L’ancrage temporel était compliqué. Il allait et venait, elle ne contrôlait pas la venue ni la fréquence des flashes. Elle vivait au rythme étrange de ses visions, naviguait entre des aperçus effrayants d’un futur en constante mutation et des retours dans son passé. Les clés se trouvaient entre les deux, les liens existaient sans qu’elle puisse forcément les identifier. Ses voix intérieures lui soufflaient des messages cryptés. La réponse est dans la terre. Regarde tes racines. Parcours le monde souterrain. Ou des allusions à l’animalité. Son instinct lui sommait de lâcher prise et sa vie se morcelait. Parfois de longs mois, voire des années lui laissaient un répit et elle occupait un emploi. Puis elle se sentait inutile ou pas à sa place et reprenait sa quête. Elle savait qu’elle devait rejoindre une situation, sans savoir laquelle. Elle savait qu’elle devait être dans un là, mais lequel ? Elle sentait qu’elle était à la poursuite d’un « quelque chose », mais quoi au juste ? Mystère…
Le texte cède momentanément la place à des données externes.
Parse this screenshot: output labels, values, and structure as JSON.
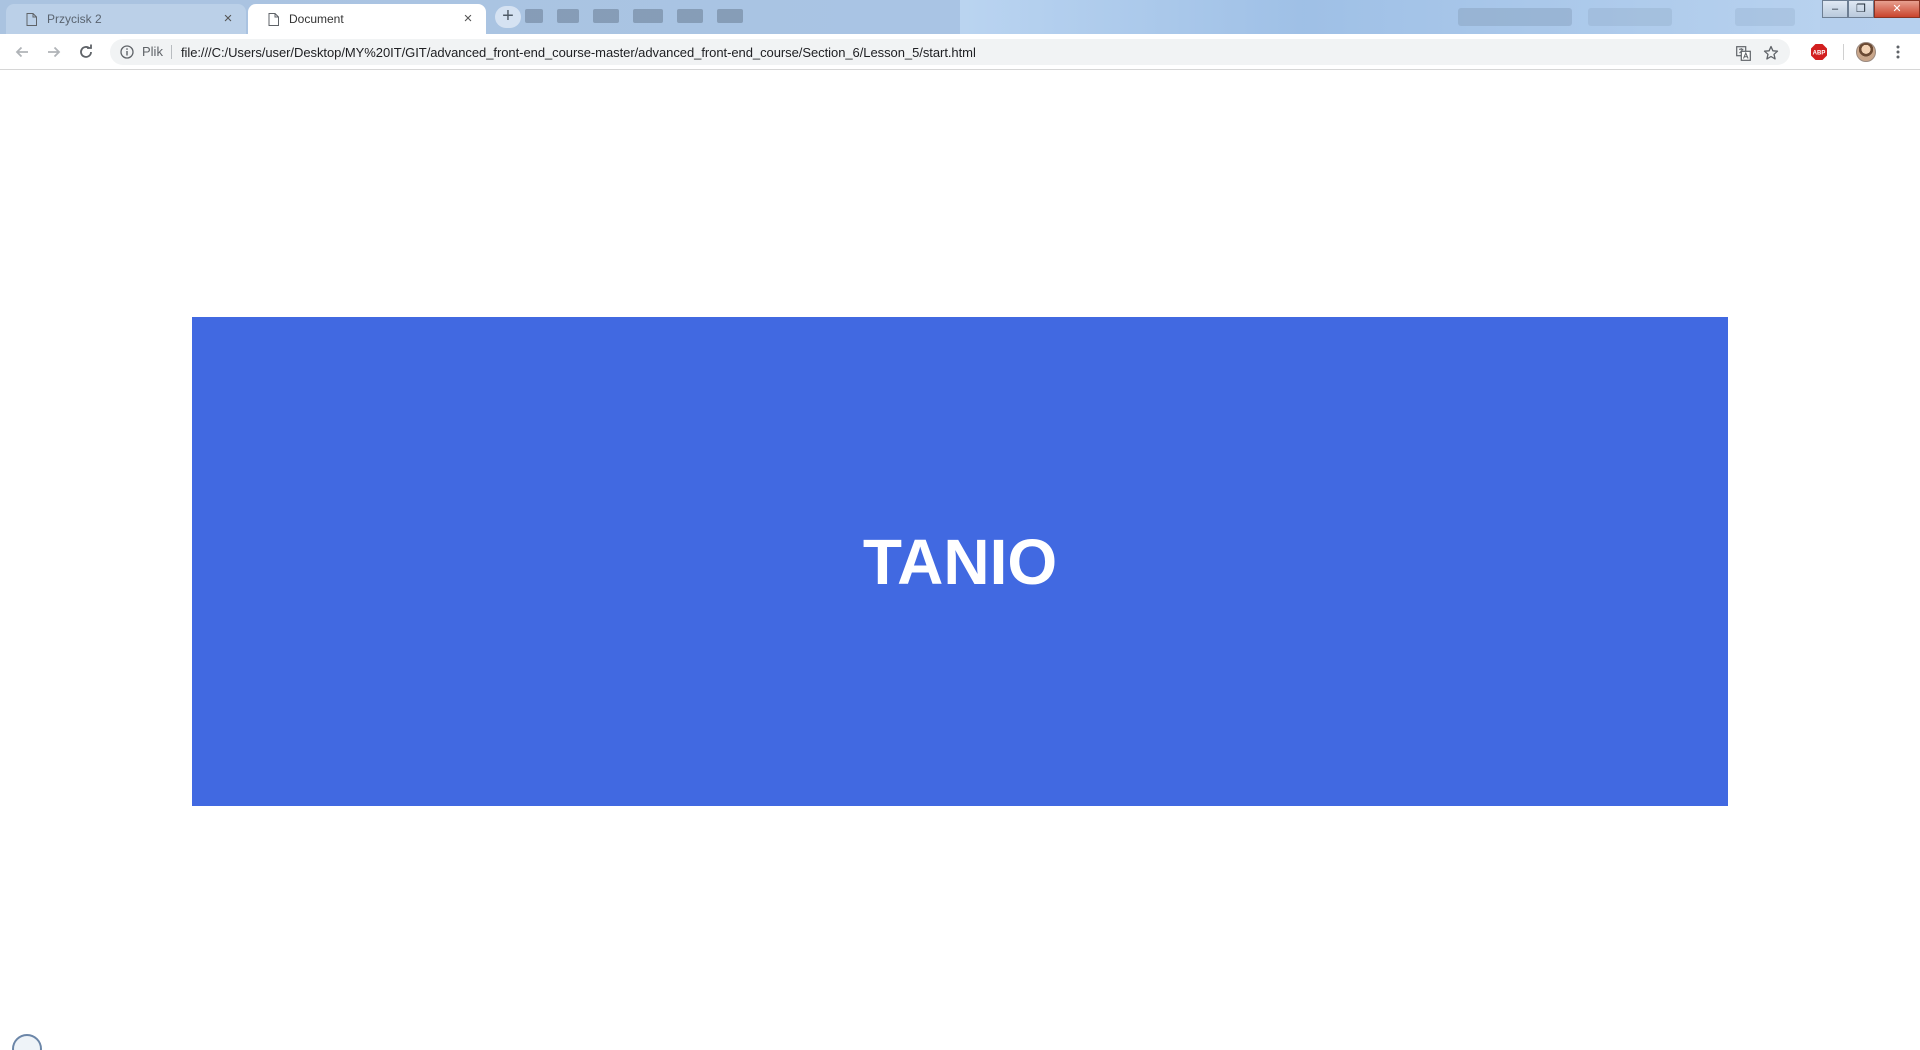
{
  "browser": {
    "tabs": [
      {
        "title": "Przycisk 2",
        "active": false
      },
      {
        "title": "Document",
        "active": true
      }
    ],
    "new_tab_icon": "plus-icon",
    "close_glyph": "×",
    "window_controls": {
      "minimize": "–",
      "restore": "❐",
      "close": "✕"
    },
    "address_bar": {
      "scheme_label": "Plik",
      "url": "file:///C:/Users/user/Desktop/MY%20IT/GIT/advanced_front-end_course-master/advanced_front-end_course/Section_6/Lesson_5/start.html"
    },
    "icons": {
      "back": "arrow-left-icon",
      "forward": "arrow-right-icon",
      "reload": "reload-icon",
      "info": "info-icon",
      "translate": "translate-icon",
      "bookmark": "star-icon",
      "extension": "adblock-plus-icon",
      "profile": "avatar",
      "menu": "kebab-menu-icon"
    },
    "extension_label": "ABP"
  },
  "page": {
    "promo_text": "TANIO",
    "colors": {
      "box_background": "#4169e1",
      "text": "#ffffff"
    }
  }
}
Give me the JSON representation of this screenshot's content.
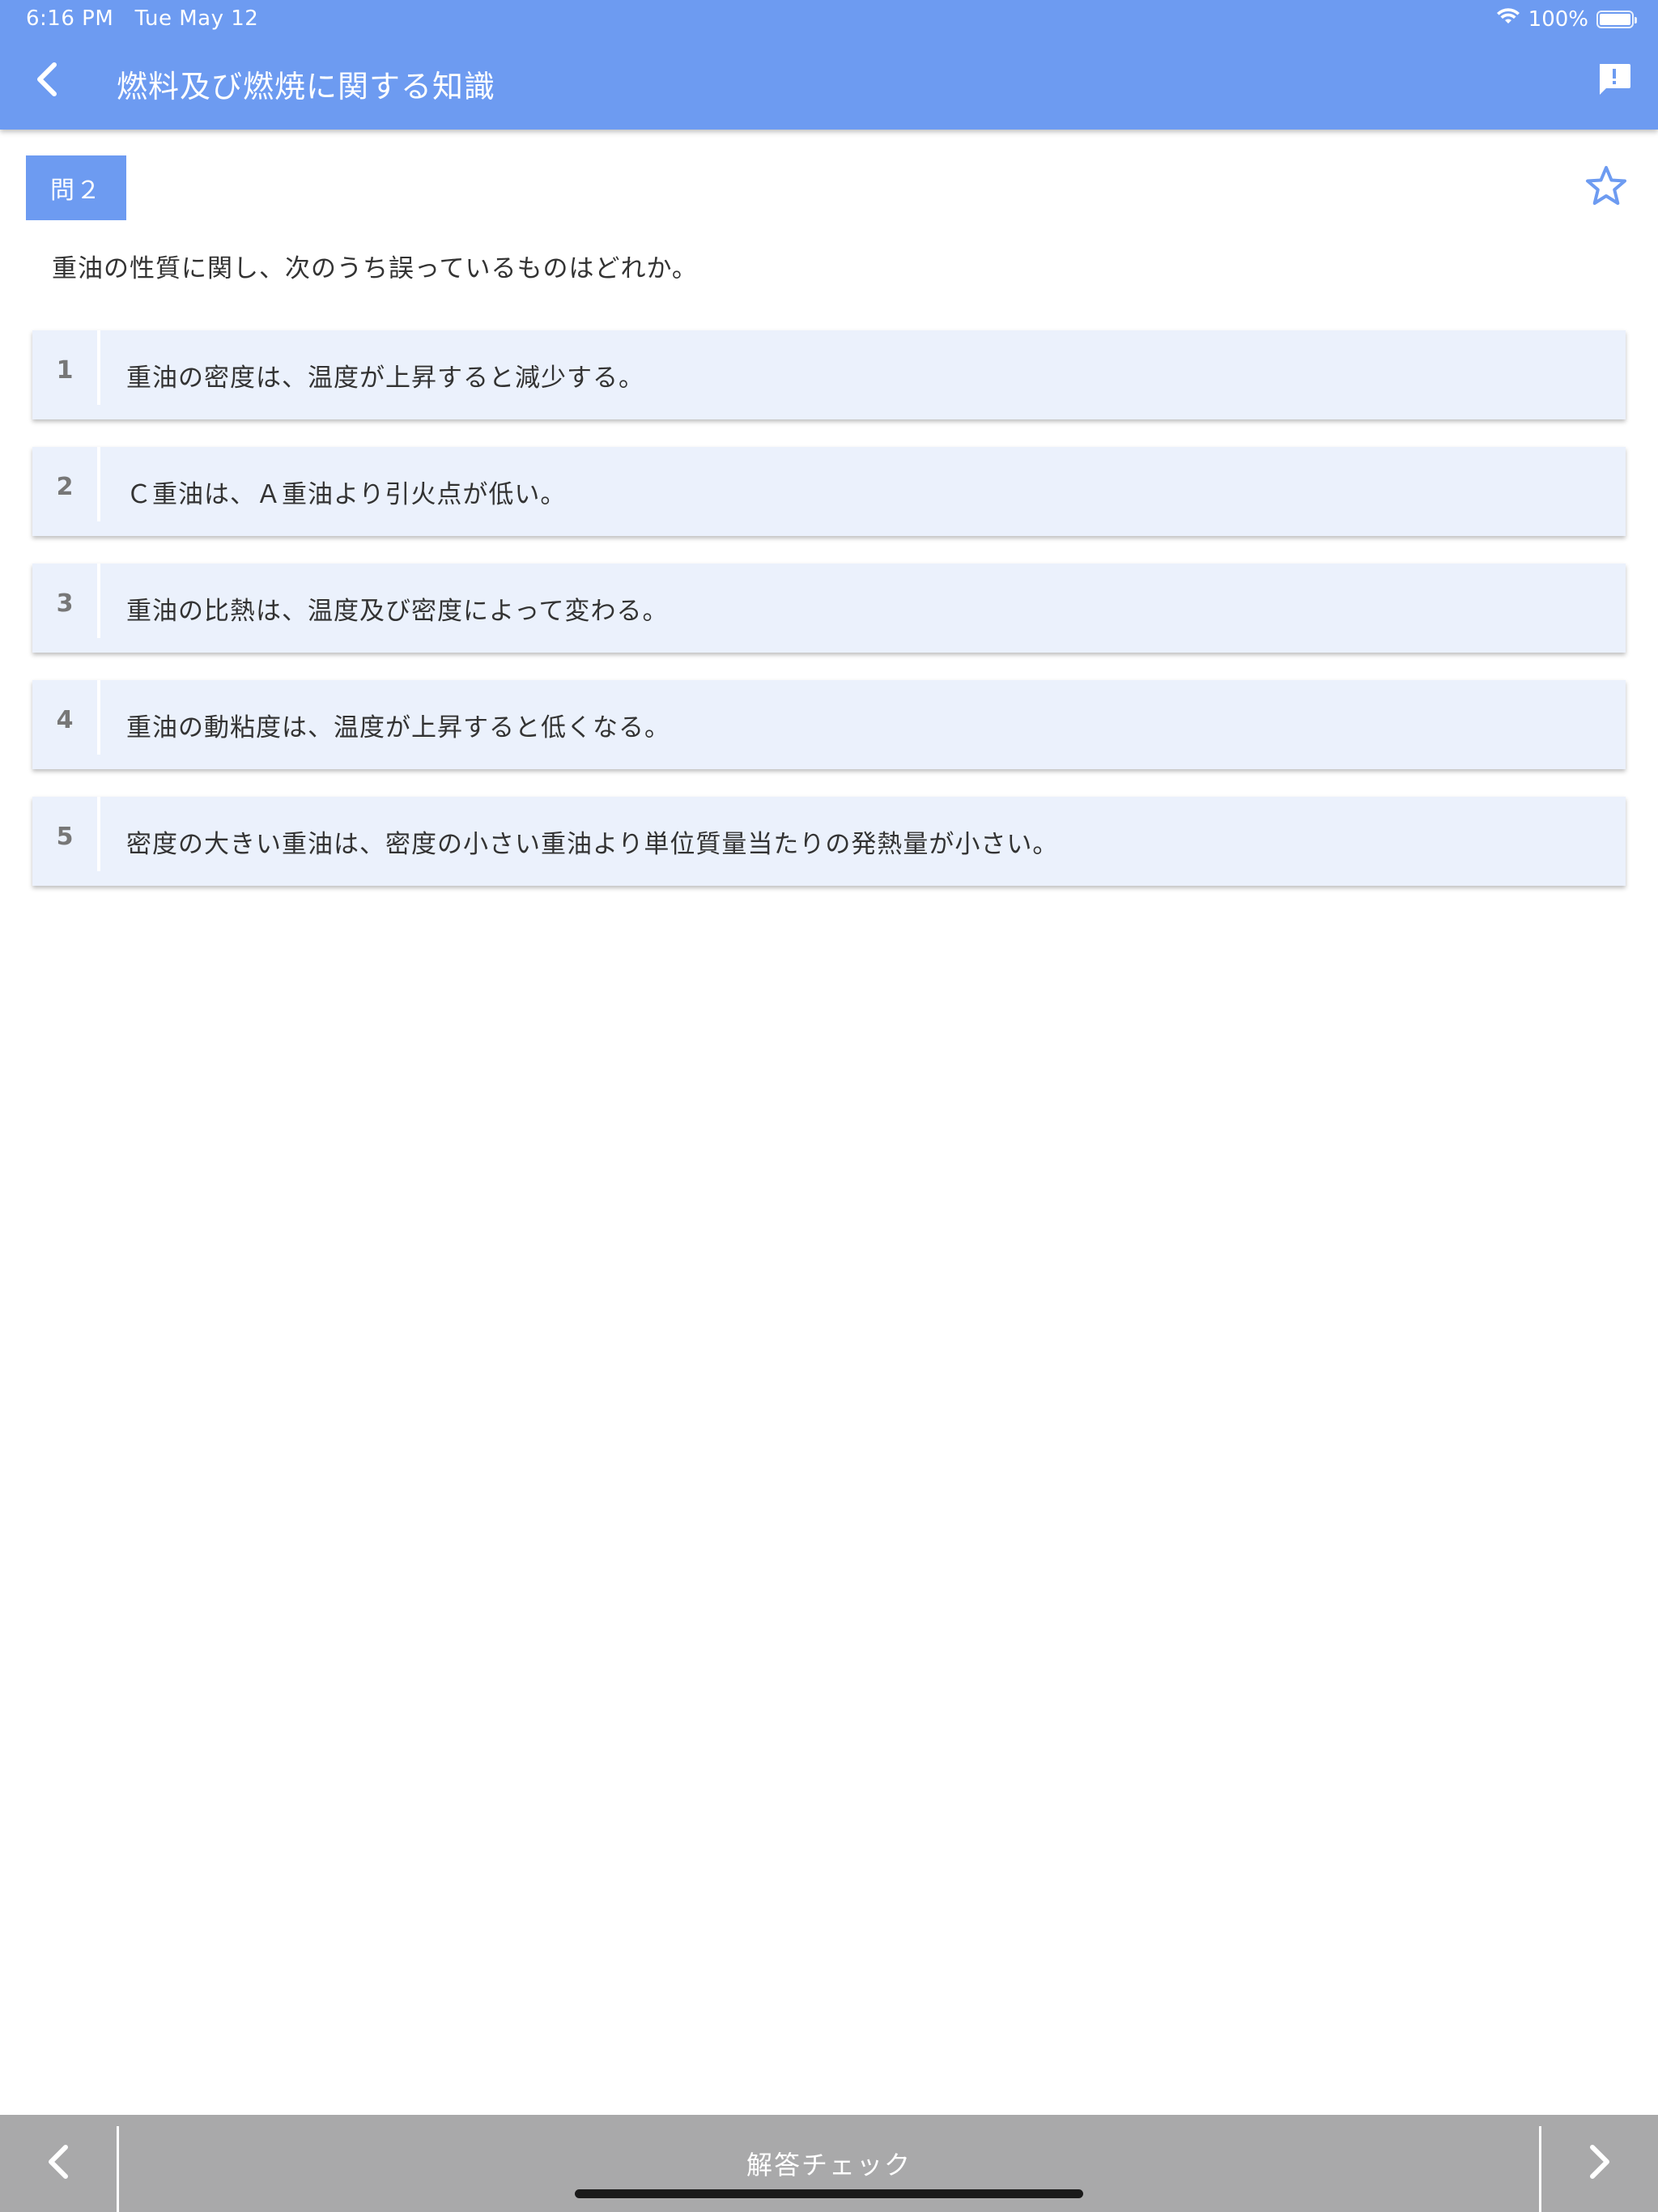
{
  "status": {
    "time": "6:16 PM",
    "date": "Tue May 12",
    "battery": "100%",
    "battery_level": 1.0
  },
  "header": {
    "title": "燃料及び燃焼に関する知識",
    "back_icon": "chevron-left-icon",
    "report_icon": "feedback-icon",
    "background": "#6d9bf1"
  },
  "question": {
    "number_label": "問２",
    "text": "重油の性質に関し、次のうち誤っているものはどれか。",
    "favorite_icon": "star-outline-icon"
  },
  "choices": [
    {
      "number": "1",
      "text": "重油の密度は、温度が上昇すると減少する。"
    },
    {
      "number": "2",
      "text": "Ｃ重油は、Ａ重油より引火点が低い。"
    },
    {
      "number": "3",
      "text": "重油の比熱は、温度及び密度によって変わる。"
    },
    {
      "number": "4",
      "text": "重油の動粘度は、温度が上昇すると低くなる。"
    },
    {
      "number": "5",
      "text": "密度の大きい重油は、密度の小さい重油より単位質量当たりの発熱量が小さい。"
    }
  ],
  "bottom_bar": {
    "check_label": "解答チェック",
    "prev_icon": "chevron-left-icon",
    "next_icon": "chevron-right-icon"
  }
}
Elle tanguait, se laissait porter car c’était à la fois le plus simple et pourtant ceci lui demandait des contorsions, il fallait expliquer, justifier pour obtenir et bouger. Elle s’épuisait, parvenait à un équilibre et trébuchait de nouveau.
Ses sentiments lui menaient la vie dure. Pourtant elle s’accrochait et s’écoutait, acceptant de ne pas comprendre. Elle racontait de belles histoires, se faisait conteuse et offrait à son auditoire du moment ce qu’il attendait d’elle. A quoi bon dire le vrai ? Elle passerait pour folle ou une douce rêveuse. Alors elle mettait un pied devant l’autre et se contentait de cette marche irrégulière. Elle reprenait parfois sa respiration, profitait d’une accalmie car elle savait qu’ensuite il y aurait encore des épreuves, des temps où ses forces devraient se mobiliser. Mais pas tant qu’après ce point de rupture. Il se tenait parfois tout proche, à une ou deux encablure de rêves, et parfois s’éloignait, lui offrant l’illusion que ce serait pour un advenir lors d’une prochaine incarnation. Mais elle savait, elle était convaincue au plus profond de son être qu’elle vivait en suspend dans un monde en crise qui était bordeline et dont la modification profonde aurait lieu sous ses yeux. Elle subirait et devrait se maintenir, petite lueur parmi tant d’autres ballottée en tous sens, responsable d’autres âmes à guider aussi. La tâche serait complexe, éreintante, profondément transformante. Elle se sentait minuscule, démunie et pourtant déjà armée en un sens, puisque prévenue.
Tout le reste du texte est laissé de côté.